Le développement durable, pas une priorité pour la Caisse des Dépôts selon Reclaim Finance
L’organisation Reclaim Finance vient de jeter un pavé dans la mare de la finance publique française. La Caisse des Dépôts, gestionnaire historique du Livret A et acteur majeur de la transition écologique, se voit accusée d’investir massivement dans les énergies fossiles.
La Caisse des Dépôts dispose d’un rôle d’investisseur engagé en faveur du climat. Pourtant, Reclaim Finance dénonce une gestion jugée trop opaque pour inspirer confiance. Selon l’ONG, il est impossible de savoir avec précision où va l’argent de l’épargne des Français. Les noms des entreprises financées restent inconnus, tout comme les votes exercés en assemblée générale par la Caisse, ou encore les critères choisis pour sélectionner ses mandataires financiers.
Dans le document rendu public, Reclaim Finance va plus loin et interroge directement l’éthique de la structure publique : « Les fonds collectés sur les Livrets A ou LDDS pourraient être utilisés pour soutenir des projets liés aux énergies fossiles, sans qu’aucune transparence ne soit exigée sur leur nature. »
Des milliards d’euros mobilisés… mais dans quel sens ?
La Caisse des Dépôts ne nie pas son implication financière dans des groupes liés aux hydrocarbures. Ce qu’elle conteste, en revanche, ce sont les chiffres.
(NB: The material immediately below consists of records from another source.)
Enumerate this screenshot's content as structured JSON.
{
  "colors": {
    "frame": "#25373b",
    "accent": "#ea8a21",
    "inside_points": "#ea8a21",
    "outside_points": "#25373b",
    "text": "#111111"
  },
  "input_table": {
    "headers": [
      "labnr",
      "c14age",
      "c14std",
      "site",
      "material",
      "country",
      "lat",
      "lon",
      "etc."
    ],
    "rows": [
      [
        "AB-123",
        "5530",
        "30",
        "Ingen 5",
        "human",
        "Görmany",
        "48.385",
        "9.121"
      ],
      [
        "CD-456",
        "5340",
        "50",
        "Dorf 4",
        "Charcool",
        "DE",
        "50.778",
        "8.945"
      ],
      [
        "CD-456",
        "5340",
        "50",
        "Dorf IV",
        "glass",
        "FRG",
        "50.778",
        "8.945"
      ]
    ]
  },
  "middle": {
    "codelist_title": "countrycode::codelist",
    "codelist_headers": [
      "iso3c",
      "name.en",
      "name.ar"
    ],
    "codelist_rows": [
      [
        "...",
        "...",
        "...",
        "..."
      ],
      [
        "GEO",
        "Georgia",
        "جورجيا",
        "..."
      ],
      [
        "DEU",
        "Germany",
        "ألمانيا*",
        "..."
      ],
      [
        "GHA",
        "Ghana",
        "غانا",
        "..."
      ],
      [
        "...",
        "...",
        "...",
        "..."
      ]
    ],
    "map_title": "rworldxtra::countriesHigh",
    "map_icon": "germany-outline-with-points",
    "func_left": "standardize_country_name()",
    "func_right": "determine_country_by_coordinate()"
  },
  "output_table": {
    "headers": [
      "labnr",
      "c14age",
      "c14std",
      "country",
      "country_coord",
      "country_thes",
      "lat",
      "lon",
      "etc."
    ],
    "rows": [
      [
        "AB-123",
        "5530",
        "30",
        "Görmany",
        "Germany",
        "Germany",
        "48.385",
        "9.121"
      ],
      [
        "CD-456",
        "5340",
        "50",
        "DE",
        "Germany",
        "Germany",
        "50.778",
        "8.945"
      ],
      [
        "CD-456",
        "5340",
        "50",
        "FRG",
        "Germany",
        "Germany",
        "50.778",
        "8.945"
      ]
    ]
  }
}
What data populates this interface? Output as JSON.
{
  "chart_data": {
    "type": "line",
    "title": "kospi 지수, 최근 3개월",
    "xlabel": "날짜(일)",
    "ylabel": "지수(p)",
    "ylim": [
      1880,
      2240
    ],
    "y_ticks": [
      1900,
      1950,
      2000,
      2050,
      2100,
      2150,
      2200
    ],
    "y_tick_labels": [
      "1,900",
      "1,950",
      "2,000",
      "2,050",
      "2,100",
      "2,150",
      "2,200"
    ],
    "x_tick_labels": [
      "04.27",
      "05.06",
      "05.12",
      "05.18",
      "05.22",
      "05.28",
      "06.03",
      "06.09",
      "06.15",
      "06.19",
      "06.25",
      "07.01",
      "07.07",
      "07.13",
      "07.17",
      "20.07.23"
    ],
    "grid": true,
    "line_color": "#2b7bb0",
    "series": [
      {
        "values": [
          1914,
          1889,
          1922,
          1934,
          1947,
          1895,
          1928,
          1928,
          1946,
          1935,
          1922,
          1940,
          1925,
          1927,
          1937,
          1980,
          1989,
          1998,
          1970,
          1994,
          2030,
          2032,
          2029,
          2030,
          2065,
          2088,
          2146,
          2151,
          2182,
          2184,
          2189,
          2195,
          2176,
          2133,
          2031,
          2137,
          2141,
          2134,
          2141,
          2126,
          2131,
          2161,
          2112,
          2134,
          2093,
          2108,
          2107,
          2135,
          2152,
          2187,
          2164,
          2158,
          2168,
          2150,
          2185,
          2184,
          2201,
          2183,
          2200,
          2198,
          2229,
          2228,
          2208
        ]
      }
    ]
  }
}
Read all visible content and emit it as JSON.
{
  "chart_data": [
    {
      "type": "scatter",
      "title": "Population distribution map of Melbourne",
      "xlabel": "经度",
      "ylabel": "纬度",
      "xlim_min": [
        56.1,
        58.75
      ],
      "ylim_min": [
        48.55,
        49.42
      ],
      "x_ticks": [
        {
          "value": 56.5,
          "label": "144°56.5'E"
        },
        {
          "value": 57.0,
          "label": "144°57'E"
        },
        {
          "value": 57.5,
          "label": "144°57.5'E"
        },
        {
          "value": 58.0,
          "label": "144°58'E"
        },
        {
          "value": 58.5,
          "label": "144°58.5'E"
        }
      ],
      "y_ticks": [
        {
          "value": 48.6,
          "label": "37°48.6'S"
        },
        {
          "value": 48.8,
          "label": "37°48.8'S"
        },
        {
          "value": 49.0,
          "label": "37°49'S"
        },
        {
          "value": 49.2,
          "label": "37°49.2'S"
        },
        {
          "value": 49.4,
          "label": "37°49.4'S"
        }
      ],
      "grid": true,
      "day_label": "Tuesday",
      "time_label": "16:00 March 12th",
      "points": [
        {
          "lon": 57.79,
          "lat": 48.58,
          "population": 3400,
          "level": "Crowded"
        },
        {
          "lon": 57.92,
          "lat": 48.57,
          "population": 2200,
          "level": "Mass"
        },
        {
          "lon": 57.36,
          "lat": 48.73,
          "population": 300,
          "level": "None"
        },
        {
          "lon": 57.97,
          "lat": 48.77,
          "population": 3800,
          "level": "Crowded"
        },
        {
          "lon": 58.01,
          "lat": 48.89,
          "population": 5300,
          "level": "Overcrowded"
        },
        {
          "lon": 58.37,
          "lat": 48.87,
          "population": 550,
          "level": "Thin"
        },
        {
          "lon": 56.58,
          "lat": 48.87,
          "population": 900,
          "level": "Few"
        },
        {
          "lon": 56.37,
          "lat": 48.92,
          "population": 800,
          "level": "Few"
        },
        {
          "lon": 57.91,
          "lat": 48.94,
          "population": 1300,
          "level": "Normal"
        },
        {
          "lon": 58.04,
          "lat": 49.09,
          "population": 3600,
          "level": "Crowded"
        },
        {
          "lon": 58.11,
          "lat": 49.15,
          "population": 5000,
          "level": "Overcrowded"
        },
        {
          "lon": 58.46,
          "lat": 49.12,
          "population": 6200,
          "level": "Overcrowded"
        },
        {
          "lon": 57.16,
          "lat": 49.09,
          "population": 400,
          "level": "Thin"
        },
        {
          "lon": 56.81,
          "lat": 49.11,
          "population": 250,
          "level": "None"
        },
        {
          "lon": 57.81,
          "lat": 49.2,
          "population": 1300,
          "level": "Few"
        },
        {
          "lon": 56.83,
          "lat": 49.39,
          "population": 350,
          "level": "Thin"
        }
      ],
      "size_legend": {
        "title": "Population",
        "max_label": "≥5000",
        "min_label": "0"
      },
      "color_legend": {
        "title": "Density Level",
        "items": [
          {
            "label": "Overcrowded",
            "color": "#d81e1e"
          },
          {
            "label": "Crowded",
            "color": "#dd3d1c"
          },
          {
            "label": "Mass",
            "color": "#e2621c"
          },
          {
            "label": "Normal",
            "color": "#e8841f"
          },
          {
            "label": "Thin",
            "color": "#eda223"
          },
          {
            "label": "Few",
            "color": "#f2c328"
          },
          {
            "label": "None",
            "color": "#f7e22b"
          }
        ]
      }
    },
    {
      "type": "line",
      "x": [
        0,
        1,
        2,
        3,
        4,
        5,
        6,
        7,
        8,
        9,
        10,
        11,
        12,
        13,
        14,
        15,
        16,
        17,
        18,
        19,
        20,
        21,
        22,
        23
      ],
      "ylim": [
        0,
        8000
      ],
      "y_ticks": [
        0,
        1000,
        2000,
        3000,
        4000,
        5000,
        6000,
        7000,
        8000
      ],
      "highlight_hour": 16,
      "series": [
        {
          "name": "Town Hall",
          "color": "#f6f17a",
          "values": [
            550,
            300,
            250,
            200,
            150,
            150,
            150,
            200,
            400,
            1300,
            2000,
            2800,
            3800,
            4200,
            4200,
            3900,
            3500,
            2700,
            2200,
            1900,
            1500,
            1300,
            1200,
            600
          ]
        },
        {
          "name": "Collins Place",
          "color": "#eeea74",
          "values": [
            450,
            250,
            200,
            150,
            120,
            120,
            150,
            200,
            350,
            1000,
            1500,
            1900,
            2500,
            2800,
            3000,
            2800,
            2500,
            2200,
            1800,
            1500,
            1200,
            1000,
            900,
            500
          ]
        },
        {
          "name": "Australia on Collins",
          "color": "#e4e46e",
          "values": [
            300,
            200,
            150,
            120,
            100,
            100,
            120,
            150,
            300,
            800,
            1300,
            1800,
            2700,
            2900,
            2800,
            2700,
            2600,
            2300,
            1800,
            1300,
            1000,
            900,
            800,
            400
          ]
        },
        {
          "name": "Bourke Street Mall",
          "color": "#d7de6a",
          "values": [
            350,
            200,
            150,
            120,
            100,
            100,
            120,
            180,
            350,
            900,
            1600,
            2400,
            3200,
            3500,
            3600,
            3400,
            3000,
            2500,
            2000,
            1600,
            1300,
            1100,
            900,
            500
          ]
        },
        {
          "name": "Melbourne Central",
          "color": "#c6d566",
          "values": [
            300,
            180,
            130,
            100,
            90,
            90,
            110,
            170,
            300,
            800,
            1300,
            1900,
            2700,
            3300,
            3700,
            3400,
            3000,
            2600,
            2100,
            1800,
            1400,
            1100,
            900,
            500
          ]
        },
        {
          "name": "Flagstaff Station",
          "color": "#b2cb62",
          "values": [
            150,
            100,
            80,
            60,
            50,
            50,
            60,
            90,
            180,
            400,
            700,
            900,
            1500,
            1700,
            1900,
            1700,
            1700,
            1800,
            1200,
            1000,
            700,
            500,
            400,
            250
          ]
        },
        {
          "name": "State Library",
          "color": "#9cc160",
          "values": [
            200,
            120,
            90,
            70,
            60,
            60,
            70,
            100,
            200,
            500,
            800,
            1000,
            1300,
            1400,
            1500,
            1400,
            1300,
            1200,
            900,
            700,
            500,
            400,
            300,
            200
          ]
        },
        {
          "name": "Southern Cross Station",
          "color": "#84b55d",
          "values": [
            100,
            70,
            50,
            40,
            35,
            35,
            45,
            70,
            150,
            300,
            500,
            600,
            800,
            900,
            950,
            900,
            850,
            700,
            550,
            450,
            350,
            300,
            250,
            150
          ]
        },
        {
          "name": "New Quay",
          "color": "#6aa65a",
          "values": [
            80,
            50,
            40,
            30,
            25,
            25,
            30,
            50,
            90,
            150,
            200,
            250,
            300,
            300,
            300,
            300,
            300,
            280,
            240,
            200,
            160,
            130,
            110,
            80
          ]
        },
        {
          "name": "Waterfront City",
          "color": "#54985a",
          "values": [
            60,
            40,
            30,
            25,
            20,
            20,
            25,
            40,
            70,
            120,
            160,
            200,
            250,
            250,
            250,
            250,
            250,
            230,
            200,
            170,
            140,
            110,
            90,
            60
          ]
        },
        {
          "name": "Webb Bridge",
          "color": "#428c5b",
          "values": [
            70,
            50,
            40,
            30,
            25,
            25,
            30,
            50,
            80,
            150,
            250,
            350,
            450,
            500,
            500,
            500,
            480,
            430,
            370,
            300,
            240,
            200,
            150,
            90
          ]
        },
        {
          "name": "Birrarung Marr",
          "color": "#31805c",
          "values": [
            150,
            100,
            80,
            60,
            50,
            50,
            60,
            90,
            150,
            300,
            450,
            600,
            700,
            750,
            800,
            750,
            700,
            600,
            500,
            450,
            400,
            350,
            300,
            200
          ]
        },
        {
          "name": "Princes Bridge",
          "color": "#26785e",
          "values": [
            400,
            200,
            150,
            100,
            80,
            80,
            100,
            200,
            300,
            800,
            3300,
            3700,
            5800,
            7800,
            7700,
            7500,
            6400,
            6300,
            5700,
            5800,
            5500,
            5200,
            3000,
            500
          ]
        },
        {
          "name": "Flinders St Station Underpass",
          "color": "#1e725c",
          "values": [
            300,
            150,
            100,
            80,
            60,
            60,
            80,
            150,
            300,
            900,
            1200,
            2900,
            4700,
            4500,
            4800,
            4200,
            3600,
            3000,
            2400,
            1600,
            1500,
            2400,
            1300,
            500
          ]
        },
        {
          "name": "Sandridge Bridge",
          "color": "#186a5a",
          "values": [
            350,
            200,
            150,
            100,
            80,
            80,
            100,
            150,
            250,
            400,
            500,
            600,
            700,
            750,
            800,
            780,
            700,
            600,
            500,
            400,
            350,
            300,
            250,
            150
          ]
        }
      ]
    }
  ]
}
L’ONG avance une exposition de l’ordre de 10 milliards d’euros, ce que réfute l’établissement public, qui parle d’un volume « inférieur à 5 milliards d’euros » et accuse Reclaim Finance d’une mauvaise lecture.
La polémique réside aussi dans les critères retenus : faut-il considérer comme polluante toute entreprise comportant une activité fossile, même mineure ? La réponse de la CDC est sans détour : « L’estimation de Reclaim Finance agrège des entités dont l’exposition au secteur est très marginale. » Officiellement, la CDC affirme respecter des filtres stricts : exclusion des sociétés trop dépendantes au charbon, rejet des groupes pétroliers sans stratégie de sortie, et plafonnement de l’exposition au secteur fossile.
Malgré ses engagements publics, dont un plan de 100 milliards d’euros sur cinq ans pour financer la transition énergétique, la CDC se retrouve accusée de pratiquer une écologie à géométrie variable. Elle se réclame de la Net-Zero Asset Owner Alliance, mais refuse toujours de divulguer la composition détaillée de ses portefeuilles d’investissement.